El mié., 26 sept. 2018 a las 8:27, Todd Chester (<toddandma...@zoho.com <mailto:toddandma...@zoho.com>>) escribió:



     >> El mié., 26 sept. 2018 a las 6:12, Todd Chester
    (<toddandma...@zoho.com <mailto:toddandma...@zoho.com>
     >> <mailto:toddandma...@zoho.com <mailto:toddandma...@zoho.com>>>)
    escribió:
     >>
     >>     Hi All,
     >>
     >> https://docs.perl6.org/routine/words
     >>     is no help
     >>
     >>     Not to ask too obvious a question, but why does words use a []
     >>     instead of a () ?

    On 09/25/2018 10:38 PM, JJ Merelo wrote:
     >
     >
     >
     >
     > Are you referring to a particular example? I can't find it.

    yes the ones in the original post.

     >
     > At any rate, $whatever.words[4] is the same as $whatever.words()[4].
     > That method needs no arguments, so it makes do without
    parentheses. When
     > it uses it, it's to limit the number of words returned.
     >
     > Cheers
     >
     > JJ


    I am confused as to when to use [] and when to use () with a method.

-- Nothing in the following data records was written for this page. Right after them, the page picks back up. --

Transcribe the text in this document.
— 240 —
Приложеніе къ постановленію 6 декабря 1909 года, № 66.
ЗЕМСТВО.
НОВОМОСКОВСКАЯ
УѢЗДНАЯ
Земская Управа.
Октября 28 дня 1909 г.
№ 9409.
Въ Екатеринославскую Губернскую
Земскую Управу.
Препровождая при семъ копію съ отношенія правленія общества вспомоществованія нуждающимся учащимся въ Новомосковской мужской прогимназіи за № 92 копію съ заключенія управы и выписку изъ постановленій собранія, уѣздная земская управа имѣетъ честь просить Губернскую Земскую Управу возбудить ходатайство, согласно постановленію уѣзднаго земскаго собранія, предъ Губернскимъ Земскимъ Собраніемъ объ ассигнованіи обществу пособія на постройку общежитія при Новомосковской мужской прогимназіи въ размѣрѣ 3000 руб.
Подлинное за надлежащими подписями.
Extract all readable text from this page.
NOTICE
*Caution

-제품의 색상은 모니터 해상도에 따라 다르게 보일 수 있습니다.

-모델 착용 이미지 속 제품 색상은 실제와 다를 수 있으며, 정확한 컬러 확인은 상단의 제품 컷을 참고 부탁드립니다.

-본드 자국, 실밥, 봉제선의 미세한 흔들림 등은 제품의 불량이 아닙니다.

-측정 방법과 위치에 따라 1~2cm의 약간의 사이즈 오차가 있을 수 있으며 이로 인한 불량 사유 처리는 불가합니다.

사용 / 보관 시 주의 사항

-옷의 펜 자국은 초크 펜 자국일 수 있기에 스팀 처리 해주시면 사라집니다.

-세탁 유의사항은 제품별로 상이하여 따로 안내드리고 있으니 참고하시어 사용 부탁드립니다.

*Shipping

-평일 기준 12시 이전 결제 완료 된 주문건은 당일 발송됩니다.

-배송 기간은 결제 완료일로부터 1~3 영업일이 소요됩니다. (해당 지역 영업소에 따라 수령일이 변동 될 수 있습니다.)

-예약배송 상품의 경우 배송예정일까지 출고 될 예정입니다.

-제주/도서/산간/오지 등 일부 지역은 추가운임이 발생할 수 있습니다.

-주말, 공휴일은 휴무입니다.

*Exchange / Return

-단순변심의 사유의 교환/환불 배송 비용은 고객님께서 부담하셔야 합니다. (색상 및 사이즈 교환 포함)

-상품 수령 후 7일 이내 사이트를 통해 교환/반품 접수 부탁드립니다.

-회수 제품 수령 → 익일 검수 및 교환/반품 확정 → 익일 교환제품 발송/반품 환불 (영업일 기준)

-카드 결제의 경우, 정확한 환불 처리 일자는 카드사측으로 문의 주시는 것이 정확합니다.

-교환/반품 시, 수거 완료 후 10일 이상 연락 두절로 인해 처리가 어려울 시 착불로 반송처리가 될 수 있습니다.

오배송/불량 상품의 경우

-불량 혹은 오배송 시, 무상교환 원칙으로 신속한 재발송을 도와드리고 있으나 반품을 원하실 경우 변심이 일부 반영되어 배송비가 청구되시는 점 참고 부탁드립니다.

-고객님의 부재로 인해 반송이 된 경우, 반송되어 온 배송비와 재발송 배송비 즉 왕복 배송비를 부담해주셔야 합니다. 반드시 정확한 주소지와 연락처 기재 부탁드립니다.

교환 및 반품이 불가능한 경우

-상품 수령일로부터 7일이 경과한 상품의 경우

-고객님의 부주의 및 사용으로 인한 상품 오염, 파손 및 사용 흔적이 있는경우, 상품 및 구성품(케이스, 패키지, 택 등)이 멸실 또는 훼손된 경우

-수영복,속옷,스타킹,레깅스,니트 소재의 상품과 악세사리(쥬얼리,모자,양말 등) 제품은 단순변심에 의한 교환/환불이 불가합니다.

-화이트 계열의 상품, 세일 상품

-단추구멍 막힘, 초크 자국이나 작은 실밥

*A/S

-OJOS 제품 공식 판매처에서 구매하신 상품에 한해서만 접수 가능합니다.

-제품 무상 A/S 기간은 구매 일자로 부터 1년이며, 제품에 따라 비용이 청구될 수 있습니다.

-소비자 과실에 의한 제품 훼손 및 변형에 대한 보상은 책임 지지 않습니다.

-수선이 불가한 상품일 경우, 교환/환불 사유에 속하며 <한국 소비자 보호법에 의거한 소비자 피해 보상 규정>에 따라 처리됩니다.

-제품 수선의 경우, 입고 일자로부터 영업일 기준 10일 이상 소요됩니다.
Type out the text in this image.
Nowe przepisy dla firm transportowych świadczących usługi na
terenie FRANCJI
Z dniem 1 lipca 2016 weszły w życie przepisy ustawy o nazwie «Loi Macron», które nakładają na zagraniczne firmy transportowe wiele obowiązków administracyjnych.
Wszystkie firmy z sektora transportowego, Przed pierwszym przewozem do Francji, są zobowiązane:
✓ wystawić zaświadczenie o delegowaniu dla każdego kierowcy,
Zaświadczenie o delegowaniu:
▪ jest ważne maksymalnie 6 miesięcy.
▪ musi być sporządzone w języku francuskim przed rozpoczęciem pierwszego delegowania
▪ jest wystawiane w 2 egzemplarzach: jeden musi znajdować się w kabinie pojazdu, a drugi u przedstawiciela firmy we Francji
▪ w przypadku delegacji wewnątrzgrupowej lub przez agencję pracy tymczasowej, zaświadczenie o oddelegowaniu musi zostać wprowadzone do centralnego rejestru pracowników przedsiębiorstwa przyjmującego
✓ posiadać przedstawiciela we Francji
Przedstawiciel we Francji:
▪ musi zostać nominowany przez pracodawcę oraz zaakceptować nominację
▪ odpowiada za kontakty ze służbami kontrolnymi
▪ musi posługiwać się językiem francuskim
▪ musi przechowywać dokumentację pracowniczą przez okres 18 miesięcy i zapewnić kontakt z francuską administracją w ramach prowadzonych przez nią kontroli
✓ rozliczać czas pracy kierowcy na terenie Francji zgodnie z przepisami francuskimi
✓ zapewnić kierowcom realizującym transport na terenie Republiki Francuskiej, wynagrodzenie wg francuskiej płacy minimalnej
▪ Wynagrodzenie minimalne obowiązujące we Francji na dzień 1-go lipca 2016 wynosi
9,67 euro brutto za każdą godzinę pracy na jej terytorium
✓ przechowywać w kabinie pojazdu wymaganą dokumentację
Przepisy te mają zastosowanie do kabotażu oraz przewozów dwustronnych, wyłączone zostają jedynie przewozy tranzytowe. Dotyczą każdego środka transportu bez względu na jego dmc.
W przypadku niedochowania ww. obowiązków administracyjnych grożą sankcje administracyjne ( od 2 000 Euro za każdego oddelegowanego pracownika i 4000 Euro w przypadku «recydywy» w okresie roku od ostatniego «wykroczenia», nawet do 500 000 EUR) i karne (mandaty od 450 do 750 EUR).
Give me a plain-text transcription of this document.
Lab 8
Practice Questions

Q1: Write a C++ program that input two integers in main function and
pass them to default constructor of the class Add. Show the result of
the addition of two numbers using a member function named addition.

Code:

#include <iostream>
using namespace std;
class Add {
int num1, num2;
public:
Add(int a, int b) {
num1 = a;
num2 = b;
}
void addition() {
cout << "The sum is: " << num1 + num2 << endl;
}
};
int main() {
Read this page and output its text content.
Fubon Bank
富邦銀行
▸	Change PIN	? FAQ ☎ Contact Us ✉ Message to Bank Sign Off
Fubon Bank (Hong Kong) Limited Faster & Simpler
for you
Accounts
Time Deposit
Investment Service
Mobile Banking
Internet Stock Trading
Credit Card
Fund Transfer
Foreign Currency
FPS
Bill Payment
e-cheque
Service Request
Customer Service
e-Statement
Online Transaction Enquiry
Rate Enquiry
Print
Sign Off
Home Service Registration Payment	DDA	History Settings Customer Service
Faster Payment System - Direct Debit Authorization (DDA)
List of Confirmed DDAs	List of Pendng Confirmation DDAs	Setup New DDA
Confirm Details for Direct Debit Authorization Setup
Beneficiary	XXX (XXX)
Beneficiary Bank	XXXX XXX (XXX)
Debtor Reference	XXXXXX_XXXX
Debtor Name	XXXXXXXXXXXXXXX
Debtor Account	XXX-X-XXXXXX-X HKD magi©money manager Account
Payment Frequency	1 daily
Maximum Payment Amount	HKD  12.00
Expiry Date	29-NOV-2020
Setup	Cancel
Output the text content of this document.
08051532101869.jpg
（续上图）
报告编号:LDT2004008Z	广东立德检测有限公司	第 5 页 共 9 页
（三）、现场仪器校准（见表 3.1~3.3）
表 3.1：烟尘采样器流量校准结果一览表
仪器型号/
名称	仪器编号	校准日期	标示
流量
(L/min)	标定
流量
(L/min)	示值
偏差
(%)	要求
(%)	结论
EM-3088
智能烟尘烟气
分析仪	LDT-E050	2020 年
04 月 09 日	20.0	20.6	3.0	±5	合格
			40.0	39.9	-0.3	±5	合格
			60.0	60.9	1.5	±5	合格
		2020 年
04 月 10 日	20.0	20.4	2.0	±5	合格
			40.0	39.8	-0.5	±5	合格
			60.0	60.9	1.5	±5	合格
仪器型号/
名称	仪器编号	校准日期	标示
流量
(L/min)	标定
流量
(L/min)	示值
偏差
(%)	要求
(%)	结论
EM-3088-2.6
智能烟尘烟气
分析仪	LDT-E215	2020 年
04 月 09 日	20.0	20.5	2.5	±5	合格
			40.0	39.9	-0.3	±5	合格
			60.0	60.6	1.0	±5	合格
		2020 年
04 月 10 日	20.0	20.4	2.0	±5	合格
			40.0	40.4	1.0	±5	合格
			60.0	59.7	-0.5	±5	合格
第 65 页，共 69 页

    The only thing can think of is that [] allows me to do thing like
         [4]
         [4,6]
         [4..6]
    Where I can't do it with ()

    But why is (4) different than [4]?

    And
    https://docs.perl6.org/routine/words#class_Str
         (Str) routine words

           multi sub    words(Str:D $input, $limit = Inf --> Positional)
           multi method words(Str:D $input: $limit = Inf --> Positional)

    Also is `Str:D $input:` written correctly?  I have only seen it as
    `Str:D:` before.


On 09/25/2018 11:29 PM, JJ Merelo wrote:
() is to pass arguments, [] is for array indexing. In your example, words(4) calls words with the number 4. words[4] would do words()[4], that is, words with no argument, that returns array, array indexed by 4


Something is wrong...

     $ p6 'say "1a 2b 3c 4c 5c".words("c");'
     Cannot convert string to number: base-10 number must begin with
     valid digits or '.' in '⏏c' (indicated by ⏏)
     in block <unit> at -e line 1

     $ p6 'say "1a 2b 3c 4c 5c".words(c);'
     ===SORRY!=== Error while compiling -e
     Undeclared routine:
     c used at line 1

     $ p6 'say "1a 2b 3c 4c 5c".words(3);'
     (1a 2b 3c)

     $ p6 'say "5a 4b 3c 2c 1c".words(4);'
     (5a 4b 3c 2c)


Boy the docs really struck out on explaining this!

How about my `Str:D $input:` question?